Asked to respond, a single stalk of wheat named Paul Gluten said, “Nonsense!”
“We GMO wheat are part of nature, the same way the animals you breed are part of nature. Sure, we’re a little different than traditional wheat. You might call us ‘smart wheat,’ like your smart phones. And we’ve got legs, which is cool. My grandfather never had that!
“And, like any technological advance, we GMO wheat have certain advantages over ordinary wheat that you humans might appreciate,” Gluten continued. “We can deliver ourselves right to your house, for one. Can any other food say that? Can any other food even speak?
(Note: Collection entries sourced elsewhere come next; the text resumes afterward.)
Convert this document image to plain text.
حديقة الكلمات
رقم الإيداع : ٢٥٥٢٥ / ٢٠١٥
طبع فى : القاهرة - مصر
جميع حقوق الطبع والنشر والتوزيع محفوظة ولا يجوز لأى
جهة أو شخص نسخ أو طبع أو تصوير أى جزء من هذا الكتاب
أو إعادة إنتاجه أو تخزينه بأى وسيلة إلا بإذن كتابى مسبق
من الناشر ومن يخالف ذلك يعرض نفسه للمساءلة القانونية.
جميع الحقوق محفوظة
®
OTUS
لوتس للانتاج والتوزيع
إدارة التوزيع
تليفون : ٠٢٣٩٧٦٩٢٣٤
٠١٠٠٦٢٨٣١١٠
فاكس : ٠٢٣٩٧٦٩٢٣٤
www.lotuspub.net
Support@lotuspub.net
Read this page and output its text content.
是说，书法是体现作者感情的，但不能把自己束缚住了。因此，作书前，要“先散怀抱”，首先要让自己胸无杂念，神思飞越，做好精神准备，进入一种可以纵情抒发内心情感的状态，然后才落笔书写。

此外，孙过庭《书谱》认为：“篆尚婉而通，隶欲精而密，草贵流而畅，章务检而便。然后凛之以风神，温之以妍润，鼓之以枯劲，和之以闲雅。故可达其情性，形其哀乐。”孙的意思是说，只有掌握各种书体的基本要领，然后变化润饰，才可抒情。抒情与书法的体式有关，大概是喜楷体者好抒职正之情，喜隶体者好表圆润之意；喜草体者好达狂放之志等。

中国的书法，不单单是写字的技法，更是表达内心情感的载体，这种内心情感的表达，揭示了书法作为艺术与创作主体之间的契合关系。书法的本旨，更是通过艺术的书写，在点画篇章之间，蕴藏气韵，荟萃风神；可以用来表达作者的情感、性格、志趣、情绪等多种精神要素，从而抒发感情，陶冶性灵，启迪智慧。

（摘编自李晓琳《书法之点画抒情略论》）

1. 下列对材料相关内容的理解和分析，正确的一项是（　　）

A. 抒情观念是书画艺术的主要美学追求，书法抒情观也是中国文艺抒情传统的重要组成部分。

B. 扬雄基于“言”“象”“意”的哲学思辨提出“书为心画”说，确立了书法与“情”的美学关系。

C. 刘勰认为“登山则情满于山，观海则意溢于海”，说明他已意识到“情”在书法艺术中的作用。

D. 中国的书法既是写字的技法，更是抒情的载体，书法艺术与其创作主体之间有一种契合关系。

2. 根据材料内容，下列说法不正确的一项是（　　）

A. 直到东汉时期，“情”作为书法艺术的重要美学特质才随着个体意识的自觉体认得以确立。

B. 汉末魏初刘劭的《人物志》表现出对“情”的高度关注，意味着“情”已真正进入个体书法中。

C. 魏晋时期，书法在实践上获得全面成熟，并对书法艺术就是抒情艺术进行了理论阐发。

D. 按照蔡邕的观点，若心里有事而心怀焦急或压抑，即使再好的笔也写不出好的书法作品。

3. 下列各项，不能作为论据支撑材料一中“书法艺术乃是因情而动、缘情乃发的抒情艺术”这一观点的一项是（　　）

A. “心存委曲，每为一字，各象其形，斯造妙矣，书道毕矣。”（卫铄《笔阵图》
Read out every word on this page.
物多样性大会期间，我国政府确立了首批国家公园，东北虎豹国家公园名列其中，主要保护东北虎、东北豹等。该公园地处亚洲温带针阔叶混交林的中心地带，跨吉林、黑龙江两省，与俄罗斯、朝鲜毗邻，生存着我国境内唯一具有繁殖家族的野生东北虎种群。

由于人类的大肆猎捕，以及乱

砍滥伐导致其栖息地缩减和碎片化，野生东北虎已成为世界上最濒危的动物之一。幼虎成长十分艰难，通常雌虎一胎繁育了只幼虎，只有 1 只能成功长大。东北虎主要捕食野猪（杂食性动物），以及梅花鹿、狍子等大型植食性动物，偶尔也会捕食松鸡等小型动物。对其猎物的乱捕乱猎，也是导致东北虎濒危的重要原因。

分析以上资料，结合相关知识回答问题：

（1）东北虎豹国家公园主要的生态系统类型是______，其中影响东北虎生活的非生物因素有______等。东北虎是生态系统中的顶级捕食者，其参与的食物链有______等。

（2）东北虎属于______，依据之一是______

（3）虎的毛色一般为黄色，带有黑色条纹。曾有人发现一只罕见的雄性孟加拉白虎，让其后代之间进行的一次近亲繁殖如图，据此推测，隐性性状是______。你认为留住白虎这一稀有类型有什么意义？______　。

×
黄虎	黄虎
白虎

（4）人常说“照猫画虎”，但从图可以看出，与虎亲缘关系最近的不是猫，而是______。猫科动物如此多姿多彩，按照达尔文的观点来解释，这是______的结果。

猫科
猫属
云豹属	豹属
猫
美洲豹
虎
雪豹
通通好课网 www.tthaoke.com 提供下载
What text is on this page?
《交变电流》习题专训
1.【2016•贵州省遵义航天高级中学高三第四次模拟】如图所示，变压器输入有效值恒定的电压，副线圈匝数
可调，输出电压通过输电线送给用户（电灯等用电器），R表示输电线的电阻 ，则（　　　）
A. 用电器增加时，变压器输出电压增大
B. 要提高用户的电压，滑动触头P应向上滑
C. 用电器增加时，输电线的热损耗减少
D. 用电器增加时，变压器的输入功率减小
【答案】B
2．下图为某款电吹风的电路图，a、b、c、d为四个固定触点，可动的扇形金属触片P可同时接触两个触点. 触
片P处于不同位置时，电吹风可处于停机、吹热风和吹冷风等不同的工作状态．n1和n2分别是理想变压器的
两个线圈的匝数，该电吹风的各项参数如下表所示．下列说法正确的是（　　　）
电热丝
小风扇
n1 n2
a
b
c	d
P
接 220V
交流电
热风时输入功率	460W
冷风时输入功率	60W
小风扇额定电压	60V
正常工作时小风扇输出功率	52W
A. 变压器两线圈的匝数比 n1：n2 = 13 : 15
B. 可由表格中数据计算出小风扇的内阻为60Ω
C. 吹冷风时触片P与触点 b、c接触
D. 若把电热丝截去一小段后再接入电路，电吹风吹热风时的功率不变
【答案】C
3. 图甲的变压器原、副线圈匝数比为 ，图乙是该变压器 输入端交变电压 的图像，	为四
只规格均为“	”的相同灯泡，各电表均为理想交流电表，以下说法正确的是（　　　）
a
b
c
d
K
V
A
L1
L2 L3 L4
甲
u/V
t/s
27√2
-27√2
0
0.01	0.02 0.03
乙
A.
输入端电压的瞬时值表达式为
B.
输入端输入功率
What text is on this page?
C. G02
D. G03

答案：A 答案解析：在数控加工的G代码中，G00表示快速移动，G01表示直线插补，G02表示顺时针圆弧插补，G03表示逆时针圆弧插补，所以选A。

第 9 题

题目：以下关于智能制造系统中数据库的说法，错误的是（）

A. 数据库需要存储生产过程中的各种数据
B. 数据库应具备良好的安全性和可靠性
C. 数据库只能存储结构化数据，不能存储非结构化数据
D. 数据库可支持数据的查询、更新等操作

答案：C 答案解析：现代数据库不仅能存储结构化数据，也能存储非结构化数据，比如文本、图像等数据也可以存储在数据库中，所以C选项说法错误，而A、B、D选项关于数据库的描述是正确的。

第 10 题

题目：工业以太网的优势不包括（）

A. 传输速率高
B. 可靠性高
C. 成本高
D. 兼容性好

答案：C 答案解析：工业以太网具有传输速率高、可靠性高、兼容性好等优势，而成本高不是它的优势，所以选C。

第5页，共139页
Let’s get real here.”
Indeed, coming on the heels of a recent global protest against Monsanto and GMO food in general, this demonstration seemed to be a way for this particular genetically-modified organism to assert itself.
The protest march was mostly peaceful, with the wheat staying in orderly rows. They were seen spraying water spritzers amongst themselves. It being sunny, the wheat seemed to grow stronger and taller throughout the day, observers say.
Organizers said they are still deciding where to go next.
“It could be anywhere,” said Gluten. “But we’d like to put down roots in a good, solid, pro-GMO area. Or not, doesn’t really matter. We can spread wherever we want to, because our Creator — Monsanto — can make farmers continue to grow us once we move in. Something about ‘suing for our rights,’ they say.”
Many stalks sported protest signs, such as a few reading, “Give GMO Peas a Chance! (And Wheat Too),” “This Land is Our Land, Now,” “GMO: This Ain’t Your Daddy’s Seed” and “GMO Are People Too.”
The White House has remained largely mum on the issue so far, apparently weighing its options. A short statement was released, however, saying, “While we respect the rights of all living beings, every person — and type of grain — must respect the rule of law.”
After reading the statement, White House Press Secretary Jay Carney added, “Does anyone know if this GMO wheat can fly drones?”